Pabrik Gula Terbesar di Aceh Utara Menjadi Besi Tua

Perjalanan menapaki jejak kejayaan Pabrik Gula Tjot Girek berlokasi di Desa Cot Girek, Kecamatan Cot Girek, Kabupaten Aceh Utara.
Pabrik Gula Tjot Girek di Aceh Utara, terbengkalai, bangunannya rusak. Pabrik ini merupakan satu di antara pabrik gula terbesar di Indonesia. (Foto: Tagar/M Agam Khalilullah)

Aceh Utara - Siang itu panas menyengat, debu beterbangan saat Kontributor Tagar Muhammad Agam Khalilullah melakukan perjalanan motor menuju Pabrik Gula Tjot Girek di Desa Cot Girek, Kecamatan Cot Girek, Kabupaten Aceh Utara.

Pabrik raksasa ini berlokasi  sekitar 15 kilometer dari arah Lhoksukon, 35 kilometer dari Kota Lhokseumawe dan 200 km dari Medan, Provinsi Sumatera Utara. 
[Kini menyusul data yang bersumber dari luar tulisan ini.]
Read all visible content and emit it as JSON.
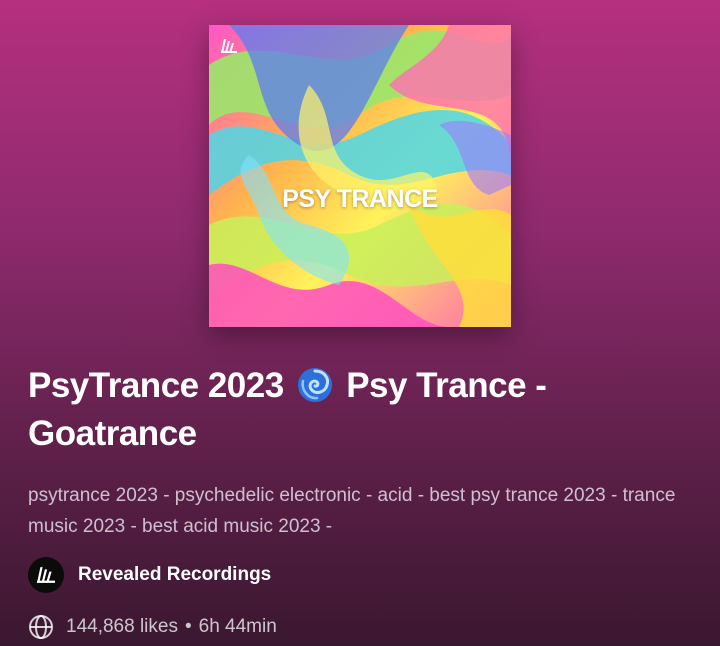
{
  "playlist": {
    "cover_text": "PSY TRANCE",
    "title_part1": "PsyTrance 2023",
    "title_part2": "Psy Trance -",
    "title_part3": "Goatrance",
    "description": "psytrance 2023 - psychedelic electronic - acid - best psy trance 2023 - trance music 2023 - best acid music 2023 -",
    "owner": "Revealed Recordings",
    "likes": "144,868 likes",
    "duration": "6h 44min",
    "separator": "•"
  },
  "icons": {
    "cover_logo": "revealed-logo-icon",
    "title_emoji": "cyclone-spiral-icon",
    "owner_avatar": "revealed-logo-icon",
    "meta": "globe-icon"
  },
  "colors": {
    "background_top": "#b5307f",
    "background_bottom": "#3a1730"
  }
}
Pada masa jaya, pabrik ini adalah satu di antara penghasil gula terbesar di Indonesia.

Sepanjang jalan mudah menemukan batu kasar berdebu. Kendaraan yang banyak lewat adalah truk pengangkut tandan sawit milik perusahaan PTPN I dan sepeda motor milik warga setempat.

Begitulah kondisi jalan menuju pabrik peninggalan Belanda ini, yang ada saatnya dilakukan nasionalisasi aset dan menjadi salah satu perusahaan terbesar di Nusantara.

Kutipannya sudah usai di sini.